“We see a great potential for TEN and we plan to strengthen it strategically and thematically. We are in the process of developing our strategic program and we believe that the Network could be of great value for regional cooperation and the region’s EU accession process.”
Can you tell us a little something about Think for Europe Network, its purpose, projects, members?
We started the network out of a real understanding that the countries of the region have a lot in common, both in terms of their strategic orientation towards EU membership and in terms of problems that we face in the accession process. We started off as three think tanks, not in order to apply for a specific project, but because we truly felt that we could strengthen our work and our impact by adding a strong regional dimension. Projects came only a year or two after we signed our joint agreement. Now we have one think tank member of the Network in each of the six WB countries, and we are proud that each of the members is a strong, renowned and independent think tank, working on multiple issues within the EU integration field.

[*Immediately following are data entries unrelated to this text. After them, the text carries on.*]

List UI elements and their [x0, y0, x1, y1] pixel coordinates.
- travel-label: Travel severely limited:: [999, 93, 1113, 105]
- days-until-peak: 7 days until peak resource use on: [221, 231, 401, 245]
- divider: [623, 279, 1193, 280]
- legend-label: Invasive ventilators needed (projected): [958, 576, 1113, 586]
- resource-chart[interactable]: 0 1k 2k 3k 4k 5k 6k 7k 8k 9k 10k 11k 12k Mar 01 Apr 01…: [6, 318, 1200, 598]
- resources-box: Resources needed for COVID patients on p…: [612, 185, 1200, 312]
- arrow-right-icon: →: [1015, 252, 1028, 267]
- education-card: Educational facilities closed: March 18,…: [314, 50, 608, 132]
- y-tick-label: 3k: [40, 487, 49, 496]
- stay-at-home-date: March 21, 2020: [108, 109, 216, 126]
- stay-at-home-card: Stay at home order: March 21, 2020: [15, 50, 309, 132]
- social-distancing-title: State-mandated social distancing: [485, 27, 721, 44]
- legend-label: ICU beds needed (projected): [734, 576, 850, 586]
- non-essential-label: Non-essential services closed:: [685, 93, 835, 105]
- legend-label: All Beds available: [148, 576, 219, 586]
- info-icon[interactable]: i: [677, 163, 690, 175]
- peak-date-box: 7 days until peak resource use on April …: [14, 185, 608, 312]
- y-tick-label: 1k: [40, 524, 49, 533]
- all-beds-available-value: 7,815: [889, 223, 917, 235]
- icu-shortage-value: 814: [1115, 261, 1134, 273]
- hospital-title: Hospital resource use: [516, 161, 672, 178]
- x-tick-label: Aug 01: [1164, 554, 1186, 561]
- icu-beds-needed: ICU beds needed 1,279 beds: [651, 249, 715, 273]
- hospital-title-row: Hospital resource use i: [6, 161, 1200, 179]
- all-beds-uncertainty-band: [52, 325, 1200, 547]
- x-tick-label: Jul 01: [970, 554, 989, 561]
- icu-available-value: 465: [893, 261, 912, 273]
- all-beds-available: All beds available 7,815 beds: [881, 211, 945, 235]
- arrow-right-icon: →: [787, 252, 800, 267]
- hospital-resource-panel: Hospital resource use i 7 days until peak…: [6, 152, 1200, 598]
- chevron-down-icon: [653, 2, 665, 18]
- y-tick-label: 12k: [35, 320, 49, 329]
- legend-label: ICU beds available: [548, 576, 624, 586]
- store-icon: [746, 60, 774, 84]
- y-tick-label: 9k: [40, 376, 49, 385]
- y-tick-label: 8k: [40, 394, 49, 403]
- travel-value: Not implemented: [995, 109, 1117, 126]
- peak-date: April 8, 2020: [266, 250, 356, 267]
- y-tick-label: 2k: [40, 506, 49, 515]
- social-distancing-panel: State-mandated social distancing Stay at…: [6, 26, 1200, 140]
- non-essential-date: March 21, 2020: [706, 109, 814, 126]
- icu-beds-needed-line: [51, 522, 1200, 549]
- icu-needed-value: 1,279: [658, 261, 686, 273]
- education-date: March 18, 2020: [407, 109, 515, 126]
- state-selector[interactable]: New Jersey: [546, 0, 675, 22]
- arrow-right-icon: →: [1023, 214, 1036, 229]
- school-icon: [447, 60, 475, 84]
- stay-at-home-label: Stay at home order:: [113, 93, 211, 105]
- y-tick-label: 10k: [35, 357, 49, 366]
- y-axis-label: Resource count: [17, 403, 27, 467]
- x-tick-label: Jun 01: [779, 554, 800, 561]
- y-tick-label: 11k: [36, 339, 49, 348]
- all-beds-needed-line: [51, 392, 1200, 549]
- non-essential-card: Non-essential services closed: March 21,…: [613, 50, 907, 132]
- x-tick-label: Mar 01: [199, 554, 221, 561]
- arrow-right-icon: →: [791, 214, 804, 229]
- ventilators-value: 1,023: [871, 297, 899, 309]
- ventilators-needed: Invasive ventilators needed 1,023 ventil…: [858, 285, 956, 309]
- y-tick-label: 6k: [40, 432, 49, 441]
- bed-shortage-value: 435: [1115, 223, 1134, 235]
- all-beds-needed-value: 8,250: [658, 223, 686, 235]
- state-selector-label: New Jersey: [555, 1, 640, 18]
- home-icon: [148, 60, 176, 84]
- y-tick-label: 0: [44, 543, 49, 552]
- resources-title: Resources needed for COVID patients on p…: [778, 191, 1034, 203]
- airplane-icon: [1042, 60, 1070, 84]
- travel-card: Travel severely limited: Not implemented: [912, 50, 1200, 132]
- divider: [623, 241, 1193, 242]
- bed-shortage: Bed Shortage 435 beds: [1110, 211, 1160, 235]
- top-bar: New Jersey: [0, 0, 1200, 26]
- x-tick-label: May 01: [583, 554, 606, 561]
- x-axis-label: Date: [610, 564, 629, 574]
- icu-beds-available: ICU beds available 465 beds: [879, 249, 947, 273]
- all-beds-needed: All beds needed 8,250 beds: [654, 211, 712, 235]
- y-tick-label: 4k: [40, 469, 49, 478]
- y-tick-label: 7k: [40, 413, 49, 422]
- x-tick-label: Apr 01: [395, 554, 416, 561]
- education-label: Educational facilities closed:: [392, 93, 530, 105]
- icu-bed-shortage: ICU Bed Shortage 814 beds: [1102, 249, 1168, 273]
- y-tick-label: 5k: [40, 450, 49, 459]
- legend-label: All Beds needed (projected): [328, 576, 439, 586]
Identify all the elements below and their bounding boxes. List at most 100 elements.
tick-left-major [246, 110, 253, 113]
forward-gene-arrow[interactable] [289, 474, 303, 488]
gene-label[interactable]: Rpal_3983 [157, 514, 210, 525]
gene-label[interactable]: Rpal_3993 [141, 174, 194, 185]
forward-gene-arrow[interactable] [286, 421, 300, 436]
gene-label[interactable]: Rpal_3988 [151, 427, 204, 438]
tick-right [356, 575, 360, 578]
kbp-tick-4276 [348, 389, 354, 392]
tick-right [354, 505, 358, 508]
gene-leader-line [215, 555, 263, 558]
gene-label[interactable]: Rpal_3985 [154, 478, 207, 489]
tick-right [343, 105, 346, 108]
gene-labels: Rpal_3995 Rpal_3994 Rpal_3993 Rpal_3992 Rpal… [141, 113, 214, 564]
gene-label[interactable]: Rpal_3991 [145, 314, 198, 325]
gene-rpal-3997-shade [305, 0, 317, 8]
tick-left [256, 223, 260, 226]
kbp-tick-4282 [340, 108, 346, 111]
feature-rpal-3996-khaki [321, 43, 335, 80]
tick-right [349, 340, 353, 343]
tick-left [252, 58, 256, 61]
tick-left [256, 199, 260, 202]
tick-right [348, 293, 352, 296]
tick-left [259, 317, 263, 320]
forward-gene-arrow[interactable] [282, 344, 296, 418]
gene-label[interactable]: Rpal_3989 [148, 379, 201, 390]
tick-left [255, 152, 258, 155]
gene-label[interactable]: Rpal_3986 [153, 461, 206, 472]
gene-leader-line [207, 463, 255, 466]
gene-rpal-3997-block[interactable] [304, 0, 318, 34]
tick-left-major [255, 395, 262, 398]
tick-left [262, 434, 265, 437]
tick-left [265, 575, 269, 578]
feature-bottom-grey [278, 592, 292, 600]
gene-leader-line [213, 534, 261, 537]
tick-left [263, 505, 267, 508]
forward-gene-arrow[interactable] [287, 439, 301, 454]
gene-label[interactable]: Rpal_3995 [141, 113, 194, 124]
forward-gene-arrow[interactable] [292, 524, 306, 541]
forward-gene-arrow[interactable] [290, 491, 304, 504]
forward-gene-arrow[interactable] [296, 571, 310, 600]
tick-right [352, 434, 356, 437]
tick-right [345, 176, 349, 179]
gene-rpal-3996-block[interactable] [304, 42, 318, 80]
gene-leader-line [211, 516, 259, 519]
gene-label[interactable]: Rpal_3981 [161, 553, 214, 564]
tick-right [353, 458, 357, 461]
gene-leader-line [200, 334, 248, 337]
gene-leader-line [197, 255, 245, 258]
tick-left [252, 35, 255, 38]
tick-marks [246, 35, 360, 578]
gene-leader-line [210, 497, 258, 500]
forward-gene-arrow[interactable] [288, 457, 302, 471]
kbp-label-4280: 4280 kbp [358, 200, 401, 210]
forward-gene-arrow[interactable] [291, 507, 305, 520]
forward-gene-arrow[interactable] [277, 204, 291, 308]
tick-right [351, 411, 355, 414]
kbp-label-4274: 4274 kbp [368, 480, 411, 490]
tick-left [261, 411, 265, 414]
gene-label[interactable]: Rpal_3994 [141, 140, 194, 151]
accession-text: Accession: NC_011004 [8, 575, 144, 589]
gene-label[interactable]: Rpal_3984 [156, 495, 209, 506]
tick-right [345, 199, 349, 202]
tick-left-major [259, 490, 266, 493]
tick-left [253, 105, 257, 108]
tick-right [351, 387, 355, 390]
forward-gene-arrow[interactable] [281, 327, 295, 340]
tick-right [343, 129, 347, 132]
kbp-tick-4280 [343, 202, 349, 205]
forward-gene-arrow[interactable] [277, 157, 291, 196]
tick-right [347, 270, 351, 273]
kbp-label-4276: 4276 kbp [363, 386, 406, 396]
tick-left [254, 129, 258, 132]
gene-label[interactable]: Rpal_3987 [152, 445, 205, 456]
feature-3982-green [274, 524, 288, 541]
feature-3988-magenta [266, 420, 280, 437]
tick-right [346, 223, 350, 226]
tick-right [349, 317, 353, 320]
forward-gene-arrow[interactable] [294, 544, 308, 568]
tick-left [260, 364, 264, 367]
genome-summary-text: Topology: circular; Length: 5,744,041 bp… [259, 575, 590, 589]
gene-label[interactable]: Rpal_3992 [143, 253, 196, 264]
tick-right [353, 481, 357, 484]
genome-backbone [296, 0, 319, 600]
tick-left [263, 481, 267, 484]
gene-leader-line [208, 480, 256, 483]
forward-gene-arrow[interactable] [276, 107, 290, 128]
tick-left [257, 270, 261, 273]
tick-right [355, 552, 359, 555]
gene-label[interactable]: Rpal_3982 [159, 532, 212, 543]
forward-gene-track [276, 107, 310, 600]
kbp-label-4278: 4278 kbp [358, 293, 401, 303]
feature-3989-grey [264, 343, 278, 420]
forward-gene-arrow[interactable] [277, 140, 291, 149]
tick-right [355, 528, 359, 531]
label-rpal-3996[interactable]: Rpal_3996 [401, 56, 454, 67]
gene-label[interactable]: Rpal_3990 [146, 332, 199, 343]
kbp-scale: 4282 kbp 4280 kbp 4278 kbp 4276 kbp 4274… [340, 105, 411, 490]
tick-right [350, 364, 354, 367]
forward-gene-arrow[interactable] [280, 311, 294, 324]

What is the role of your organization – CEP – within the Network?
As one of the co-founders of the Network, European Policy Centre (CEP) has assumed the role of the Network Secretariat. We agreed early on that the TEN should have a stable secretariat, whereas there should be a governing body – TEN Council – with a rotating presidency. Currently, the Presidency of the Council is performed by our Macedonian member think tank – European Policy Institute – EPI.
Can you tell us how the WeBER – EC funded project in 6 Western Balkan countries – fits into the TEN context?
WeBER is a perfect example of how the Network works. It was built on a common challenge for all of the countries of the region: Once the EU and SIGMA published a new framework for guiding and assessing the reforms of public administration in the Western Balkans (Principles of Public Administration) we jointly recognized that local actors need to learn about this framework and how to use it to monitor administrative reforms in their countries and even local communities. We also recognized a strong regional dimension and an opportunity to create regional mechanisms for monitoring the progress of the countries in fulfilling these new Principles, comparing how countries fare against each other, but also for facilitating the dialogue within the civil society of the region and between the civil society and the governments on public administration reform. Through WeBER, we have also expanded our network to three new members and we are gradually increasing its capacity, with the support of our EU partner – European Policy Centre (EPC).
What are your plans for the Networks’ future?
We see a great potential for TEN and we plan to strengthen it strategically and thematically. We are in the process of developing our strategic program and we believe that the Network could be of great value for regional cooperation and the region’s EU accession process, especially if we continue to successfully integrate both the civil society and governmental institutions in our projects and initiatives. We realize that each of our countries individually cannot represent an important factor for international actors, but when speaking on behalf of 6 countries, when presenting research which compares those 6 countries and when organizing regional events, we believe we can truly attract more attention to the region, both to its advantages and to its problems.
What lessons and experiences can you share with other CSOs who might be thinking about cross-border cooperation and networking?
Networks and cooperation should be genuine, not be created simply for project purposes. The more genuine the wish to work together is, the easier it will be to overcome challenges and difficulties which are bound to arise from time to time. It takes a lot of work and a lot of patience sometimes, to coordinate and agree among six members, but when a joint interest is realized and pursued, no obstacle is too big.